When we buy a Put option, we expect the price of the underlying asset to decrease.
(Answer: Correct. As the price in the market of the underlying asset goes down, and is lower than the exercise price of the option, so our gross profit on the option goes up. In the case of a Put option, the gross profit on the option is the difference between the exercise price and the market price. The lower the market price, so the gross profit increases. Note that it is impossible to make a negative profit.. If the exercise price is lower than the market, we simply will not exercise the option, and the gross profit will be $0).
2. Dan bought an option "May 100 P H", and paid a premium of $10K for it. At the end of May, the price of houses in the market is $110K. Thus Dan makes a loss on the option of $10K + $10Kpremium. In total Dan lost $20K.
(Answer: Incorrect.
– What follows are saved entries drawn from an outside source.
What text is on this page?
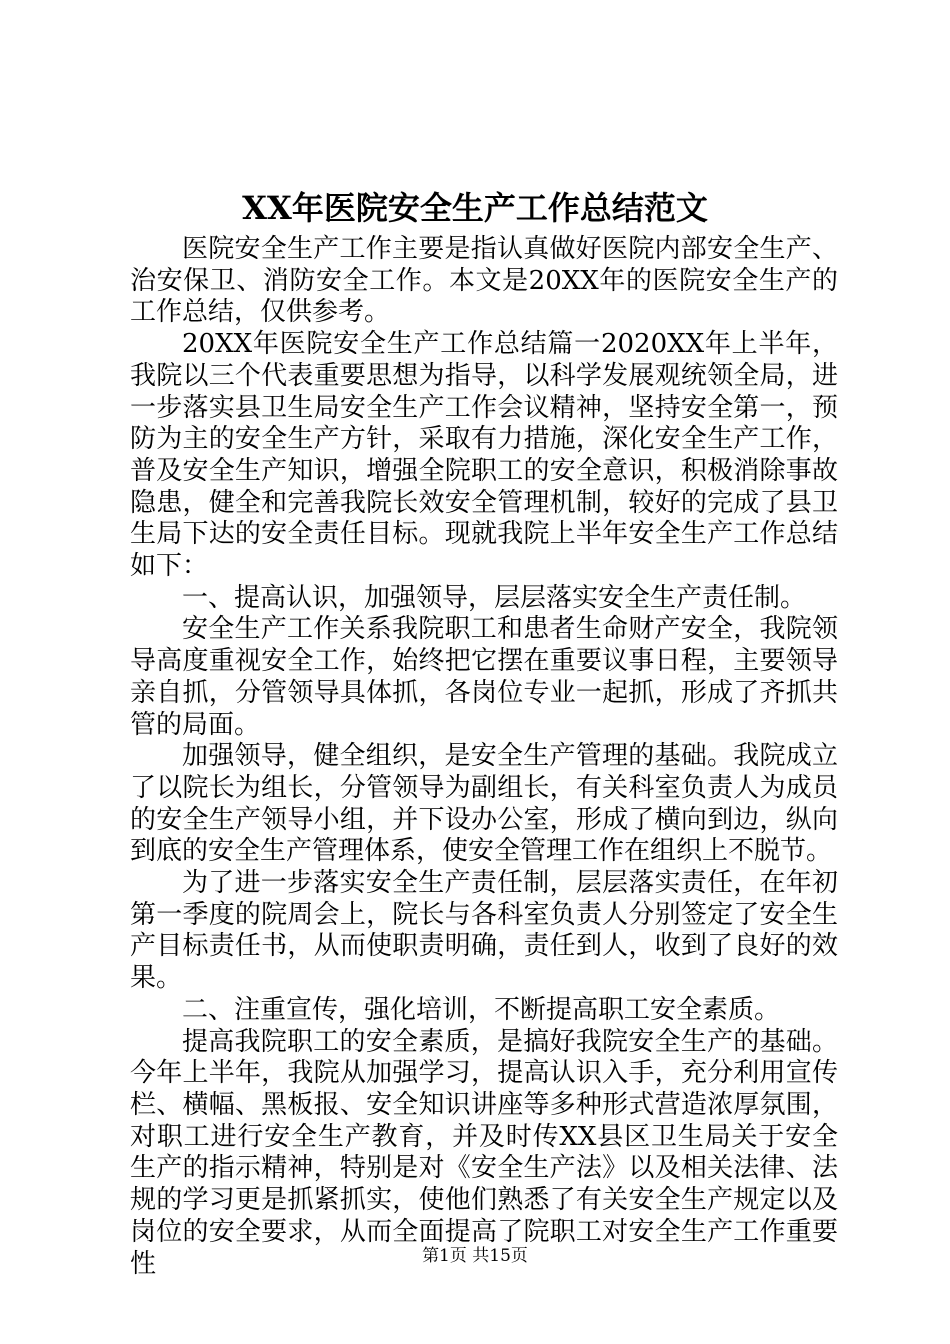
XX年医院安全生产工作总结范文

医院安全生产工作主要是指认真做好医院内部安全生产、治安保卫、消防安全工作。本文是20XX年的医院安全生产的工作总结，仅供参考。

20XX年医院安全生产工作总结篇一2020XX年上半年，我院以三个代表重要思想为指导，以科学发展观统领全局，进一步落实县卫生局安全生产工作会议精神，坚持安全第一，预防为主的安全生产方针，采取有力措施，深化安全生产工作，普及安全生产知识，增强全院职工的安全意识，积极消除事故隐患，健全和完善我院长效安全管理机制，较好的完成了县卫生局下达的安全责任目标。现就我院上半年安全生产工作总结如下：

一、提高认识，加强领导，层层落实安全生产责任制。

安全生产工作关系我院职工和患者生命财产安全，我院领导高度重视安全工作，始终把它摆在重要议事日程，主要领导亲自抓，分管领导具体抓，各岗位专业一起抓，形成了齐抓共管的局面。

加强领导，健全组织，是安全生产管理的基础。我院成立了以院长为组长，分管领导为副组长，有关科室负责人为成员的安全生产领导小组，并下设办公室，形成了横向到边，纵向到底的安全生产管理体系，使安全管理工作在组织上不脱节。

为了进一步落实安全生产责任制，层层落实责任，在年初第一季度的院周会上，院长与各科室负责人分别签定了安全生产目标责任书，从而使职责明确，责任到人，收到了良好的效果。

二、注重宣传，强化培训，不断提高职工安全素质。

提高我院职工的安全素质，是搞好我院安全生产的基础。今年上半年，我院从加强学习，提高认识入手，充分利用宣传栏、横幅、黑板报、安全知识讲座等多种形式营造浓厚氛围，对职工进行安全生产教育，并及时传XX县区卫生局关于安全生产的指示精神，特别是对《安全生产法》以及相关法律、法规的学习更是抓紧抓实，使他们熟悉了有关安全生产规定以及岗位的安全要求，从而全面提高了院职工对安全生产工作重要性	第1页 共15页
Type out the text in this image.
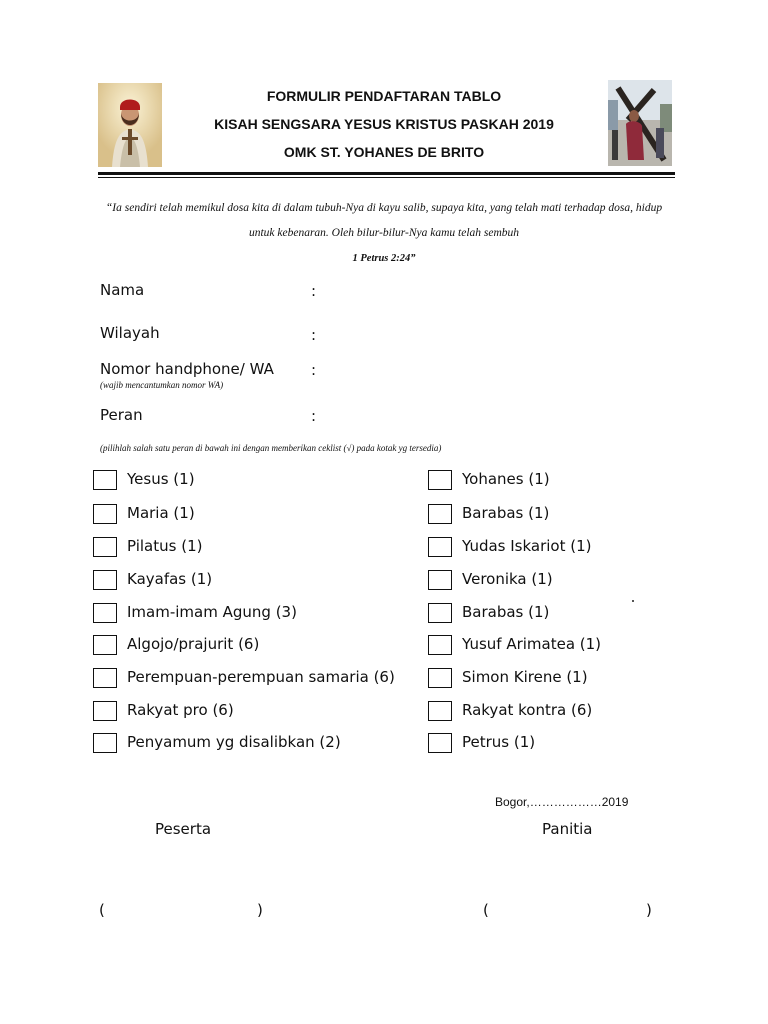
FORMULIR PENDAFTARAN TABLO
KISAH SENGSARA YESUS KRISTUS PASKAH 2019
OMK ST. YOHANES DE BRITO
“Ia sendiri telah memikul dosa kita di dalam tubuh-Nya di kayu salib, supaya kita, yang telah mati terhadap dosa, hidup
untuk kebenaran. Oleh bilur-bilur-Nya kamu telah sembuh
1 Petrus 2:24”
Nama	:
Wilayah	:
Nomor handphone/ WA :
(wajib mencantumkan nomor WA)
Peran	:
(pilihlah salah satu peran di bawah ini dengan memberikan ceklist (√) pada kotak yg tersedia)
Yesus (1)
Maria (1)
Pilatus (1)
Kayafas (1)
Imam-imam Agung (3)
Algojo/prajurit (6)
Perempuan-perempuan samaria (6)
Rakyat pro (6)
Penyamum yg disalibkan (2)
Yohanes (1)
Barabas (1)
Yudas Iskariot (1)
Veronika (1)
Barabas (1)
Yusuf Arimatea (1)
Simon Kirene (1)
Rakyat kontra (6)
Petrus (1)
Bogor,………………2019
Peserta	Panitia
(	)	(	)
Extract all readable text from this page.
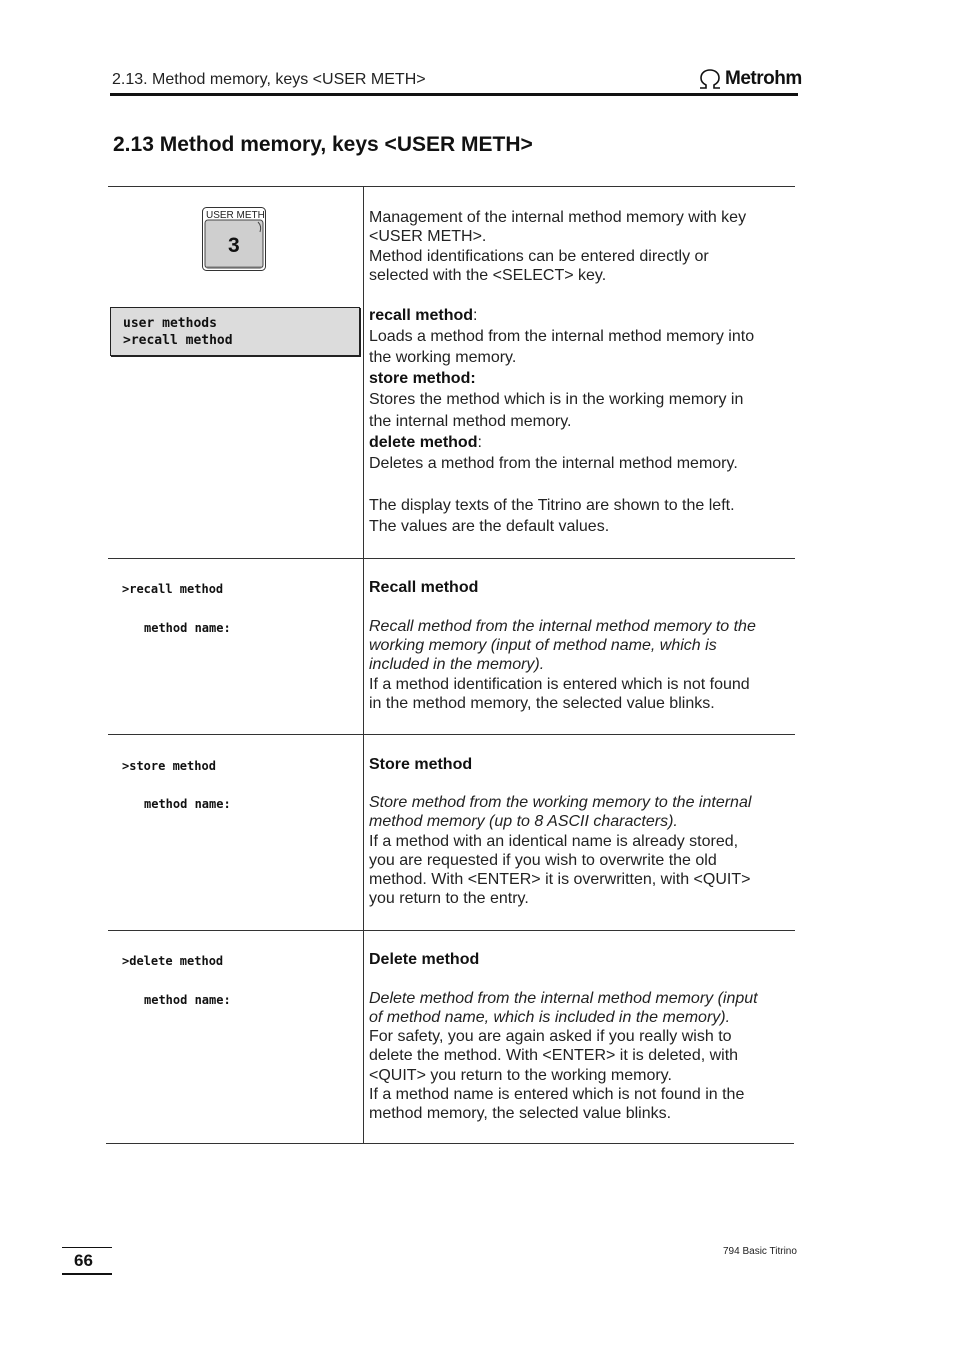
2.13. Method memory, keys <USER METH>	Metrohm
2.13 Method memory, keys <USER METH>
USER METH
3
user methods
>recall method
Management of the internal method memory with key
<USER METH>.
Method identifications can be entered directly or
selected with the <SELECT> key.
recall method:
Loads a method from the internal method memory into
the working memory.
store method:
Stores the method which is in the working memory in
the internal method memory.
delete method:
Deletes a method from the internal method memory.
The display texts of the Titrino are shown to the left.
The values are the default values.
>recall method
method name:
Recall method
Recall method from the internal method memory to the
working memory (input of method name, which is
included in the memory).
If a method identification is entered which is not found
in the method memory, the selected value blinks.
>store method
method name:
Store method
Store method from the working memory to the internal
method memory (up to 8 ASCII characters).
If a method with an identical name is already stored,
you are requested if you wish to overwrite the old
method. With <ENTER> it is overwritten, with <QUIT>
you return to the entry.
>delete method
method name:
Delete method
Delete method from the internal method memory (input
of method name, which is included in the memory).
For safety, you are again asked if you really wish to
delete the method. With <ENTER> it is deleted, with
<QUIT> you return to the working memory.
If a method name is entered which is not found in the
method memory, the selected value blinks.
66	794 Basic Titrino
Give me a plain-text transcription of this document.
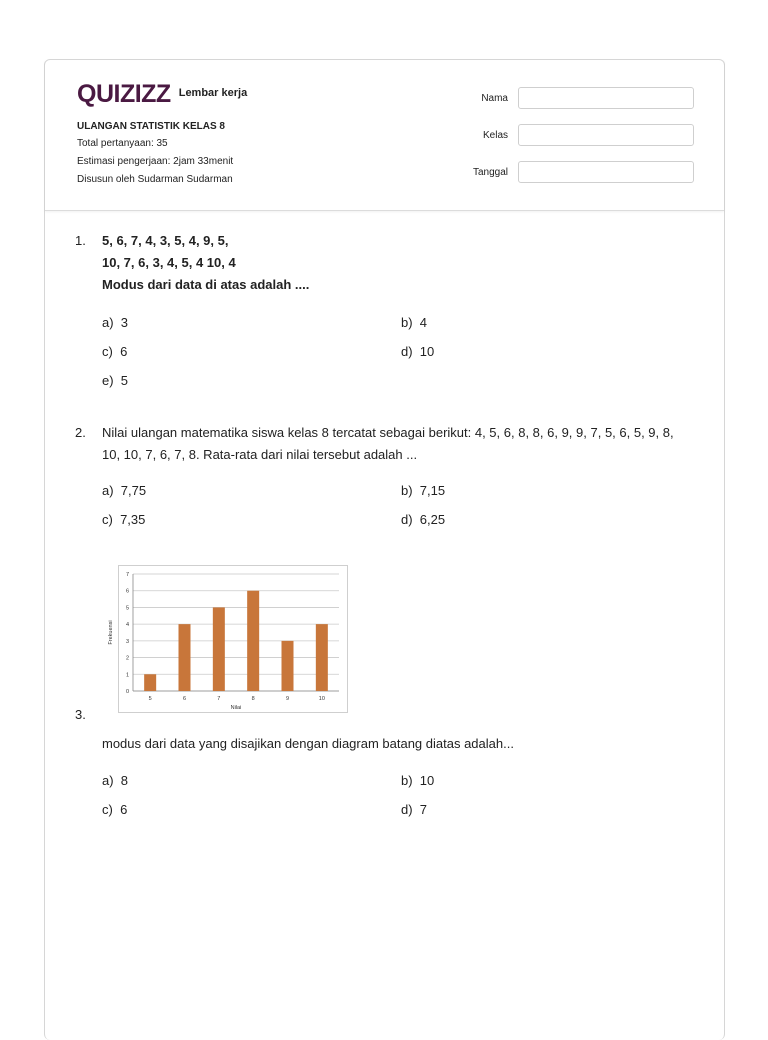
QUIZIZZ Lembar kerja
ULANGAN STATISTIK KELAS 8
Total pertanyaan: 35
Estimasi pengerjaan: 2jam 33menit
Disusun oleh Sudarman Sudarman
Nama
Kelas
Tanggal
1. 5, 6, 7, 4, 3, 5, 4, 9, 5,
10, 7, 6, 3, 4, 5, 4 10, 4
Modus dari data di atas adalah ....
a) 3	b) 4
c) 6	d) 10
e) 5
2. Nilai ulangan matematika siswa kelas 8 tercatat sebagai berikut: 4, 5, 6, 8, 8, 6, 9, 9, 7, 5, 6, 5, 9, 8,
10, 10, 7, 6, 7, 8. Rata-rata dari nilai tersebut adalah ...
a) 7,75	b) 7,15
c) 7,35	d) 6,25
0
1
2
3
4
5
6
7
5	6	7	8	9	10
Nilai
Frekuensi
3.
modus dari data yang disajikan dengan diagram batang diatas adalah...
a) 8	b) 10
c) 6	d) 7
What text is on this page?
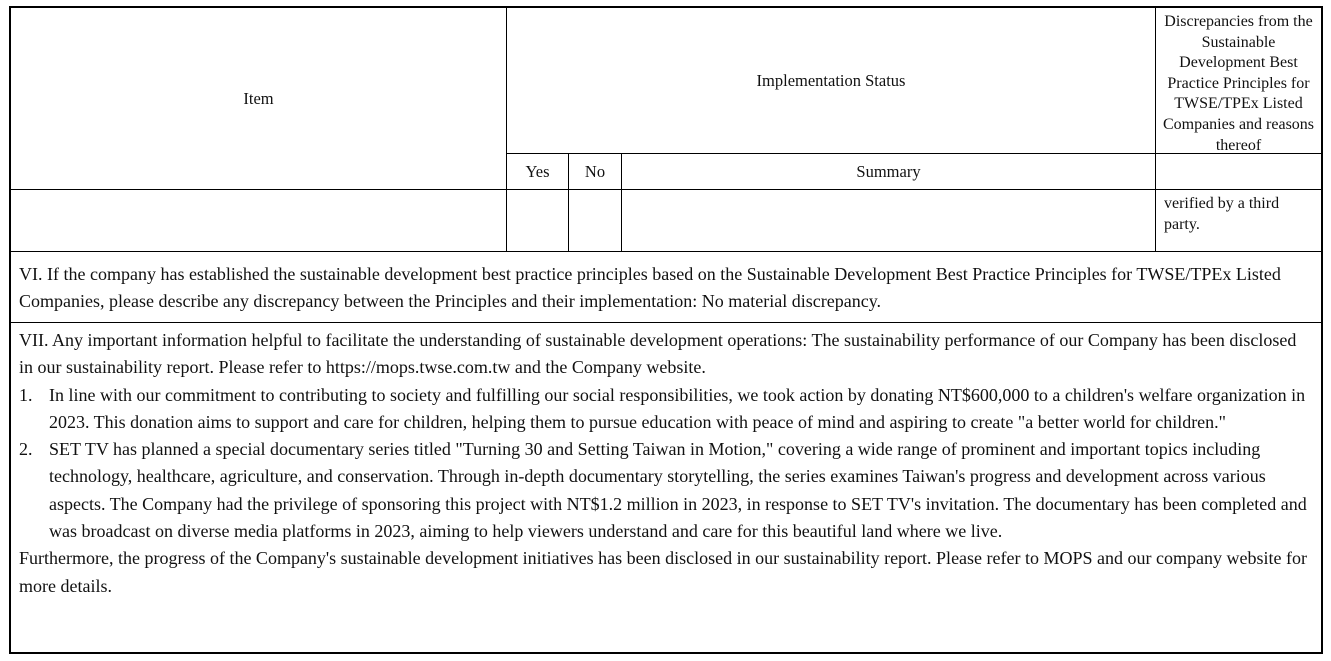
Item
Implementation Status
Discrepancies from the Sustainable Development Best Practice Principles for TWSE/TPEx Listed Companies and reasons thereof
Yes No	Summary
verified by a third party.
VI. If the company has established the sustainable development best practice principles based on the Sustainable Development Best Practice Principles for TWSE/TPEx Listed Companies, please describe any discrepancy between the Principles and their implementation: No material discrepancy.
VII. Any important information helpful to facilitate the understanding of sustainable development operations: The sustainability performance of our Company has been disclosed in our sustainability report. Please refer to https://mops.twse.com.tw and the Company website.
1. In line with our commitment to contributing to society and fulfilling our social responsibilities, we took action by donating NT$600,000 to a children's welfare organization in 2023. This donation aims to support and care for children, helping them to pursue education with peace of mind and aspiring to create "a better world for children."
2. SET TV has planned a special documentary series titled "Turning 30 and Setting Taiwan in Motion," covering a wide range of prominent and important topics including technology, healthcare, agriculture, and conservation. Through in-depth documentary storytelling, the series examines Taiwan's progress and development across various aspects. The Company had the privilege of sponsoring this project with NT$1.2 million in 2023, in response to SET TV's invitation. The documentary has been completed and was broadcast on diverse media platforms in 2023, aiming to help viewers understand and care for this beautiful land where we live.
Furthermore, the progress of the Company's sustainable development initiatives has been disclosed in our sustainability report. Please refer to MOPS and our company website for more details.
Dan bought a Put option, which gives him the right to sell the house at the exercise price of $100K. At the expiry date, the price of the houses is $110K. Thus Dan will not exercise the option, and his gross profit will be $0. However, Dan paid $10K for the option, and thus his net loss on the transaction as a whole is $10K.
3. The gross profit on a Call option is the market price less the exercise price, on condition that the difference is not negative. (If it is negative, the gross profit is $0, and no exercise will take place).
The gross profit on a Put option is the exercise price less the market price, on condition that the difference is not negative. (If it is negative, the gross profit is $0, and no exercise will take place).